What is the current interest rate? It only makes sense to refinance a mortgage if you will get a lower interest rate in return. Otherwise, you are better off staying with your current mortgage

Will there be penalties if you refinance? If your original mortgagee will charge a prepayment penalty, do not be too quick to skip refinancing. Sometimes, the penalty is nothing compared to the amount that you will save if you get the low-interest rate on the new loan. You should also consider the transaction fees that will be charged to shift your mortgage and any tax implications of this financial move.

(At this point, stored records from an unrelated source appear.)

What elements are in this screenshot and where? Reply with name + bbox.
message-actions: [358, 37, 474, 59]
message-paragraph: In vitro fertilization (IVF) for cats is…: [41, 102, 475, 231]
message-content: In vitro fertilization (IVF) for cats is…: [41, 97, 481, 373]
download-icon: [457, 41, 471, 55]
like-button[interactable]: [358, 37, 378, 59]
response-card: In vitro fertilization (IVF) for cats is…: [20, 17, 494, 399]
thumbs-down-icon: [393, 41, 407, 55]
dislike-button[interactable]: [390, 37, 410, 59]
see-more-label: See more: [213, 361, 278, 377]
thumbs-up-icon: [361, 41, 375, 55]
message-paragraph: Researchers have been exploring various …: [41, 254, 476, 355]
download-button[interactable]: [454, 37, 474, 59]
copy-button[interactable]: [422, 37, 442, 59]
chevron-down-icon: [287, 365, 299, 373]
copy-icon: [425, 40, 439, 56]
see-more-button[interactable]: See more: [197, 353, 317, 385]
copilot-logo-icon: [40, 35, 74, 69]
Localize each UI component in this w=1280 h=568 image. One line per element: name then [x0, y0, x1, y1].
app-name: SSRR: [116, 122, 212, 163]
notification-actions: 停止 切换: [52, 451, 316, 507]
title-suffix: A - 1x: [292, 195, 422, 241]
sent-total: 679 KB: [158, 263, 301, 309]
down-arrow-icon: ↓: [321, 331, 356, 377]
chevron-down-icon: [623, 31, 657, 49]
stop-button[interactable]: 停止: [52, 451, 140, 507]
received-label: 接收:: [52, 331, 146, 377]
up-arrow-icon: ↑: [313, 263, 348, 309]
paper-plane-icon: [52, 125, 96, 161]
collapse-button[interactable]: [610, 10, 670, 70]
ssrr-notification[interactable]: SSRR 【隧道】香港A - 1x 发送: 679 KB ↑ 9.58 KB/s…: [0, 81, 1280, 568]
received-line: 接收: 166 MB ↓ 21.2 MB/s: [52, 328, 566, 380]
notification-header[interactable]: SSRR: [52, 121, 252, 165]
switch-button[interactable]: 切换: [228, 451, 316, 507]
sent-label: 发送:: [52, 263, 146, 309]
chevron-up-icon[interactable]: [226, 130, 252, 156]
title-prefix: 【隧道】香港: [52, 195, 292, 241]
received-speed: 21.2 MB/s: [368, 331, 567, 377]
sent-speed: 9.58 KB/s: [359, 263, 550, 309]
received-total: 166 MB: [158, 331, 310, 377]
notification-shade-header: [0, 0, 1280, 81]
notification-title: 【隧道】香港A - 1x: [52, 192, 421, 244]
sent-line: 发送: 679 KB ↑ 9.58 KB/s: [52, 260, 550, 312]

What is the refinance process?

The refinancing process will depend on who your lender is. To give you an idea, here are the general procedures when refinancing:

  1. Make a list of the qualities that you want from the new loan. This can be low-interest rates, a longer payment term, fewer fees, etc.
  2. Find the lender that can give you the closest mortgage according to your list. Take note that you can refinance with the same lender as the original loan. This is why you need to check with them first before you search elsewhere. The process is usually simpler and a lot faster if your current lender can accommodate your refinancing requirements. Feel free to set a meeting with them to discuss what you want out of the loan. Be thorough in asking about fees and charges.
  3. Submit your application. This is usually similar to the original mortgage process wherein you will complete a form and submit it to the lender with updated documents (e.g. income changes, etc).
  4. Go through a pre-approval. The new lender will check your application and initial documents to see if you qualify for the loan. They will check your credit report and make sure that you can pay off the loan you will borrow.
  5. Standby for the valuation process. The new lender will assess your property to check its current value. If you have more than one property, you may be charged for the valuation of the others. Only the first property valuation is free.
  6. Get the finance approval. Once everything is in order, you will receive your loan approval in writing. This is usually called the unconditional or formal finance approval. The loan documents will soon follow.
  7. Inform the old lender. This is unnecessary if you will refinance with the same lender. If not, you need to let them know that you have plans to refinance with another company. This will give them time to prepare the information and requirements that the new lender will request.
  8. Receive the loan documents. These are the legally binding documents that you need to review thoroughly and carefully before you sign. Make sure it is as close as the list that you drafted at the beginning of this process (to ensure that your targets are met). If there is anything that you do not understand or agree to, call the lender to clarify your queries.
  9. Wait for the settlement to be completed. This is when the old loan will be settled and the new one established. The exchange of the titles and the registration of the mortgage over the property will also happen during this time.
  10. Learn how to manage the new loan. Since this is a new loan with new terms, you have to learn the details to ensure that you will not miss on any payments or incur charges or penalties.
How much does it cost to refinance?

The cost to refinance will depend on whether you will apply with the same mortgage lender or with a new one. The state where the property is will also be a factor when calculating the cost. You need to ask the mortgage lender for the actual details but you can expect it to have the following fees:

  • Application fee. This is for the new lender so they can process the loan application for the refinancing loan.
  • Valuation fee. This is also paid to the new lender. Most of the time, the first valuation is free – but some lenders may charge this.
  • Land registration fees. This is paid to the new lender for the transfer of the mortgage registration from the old lender to the new one.
  • Discharge fee. This is paid to the current lender to prepare the documents required for the refinancing and as pay-out to the existing loan.
  • Contract break cost. This is also known as the prepayment penalty. Not all home loans have this but you need to check your mortgage contract if you will be charged with this penalty.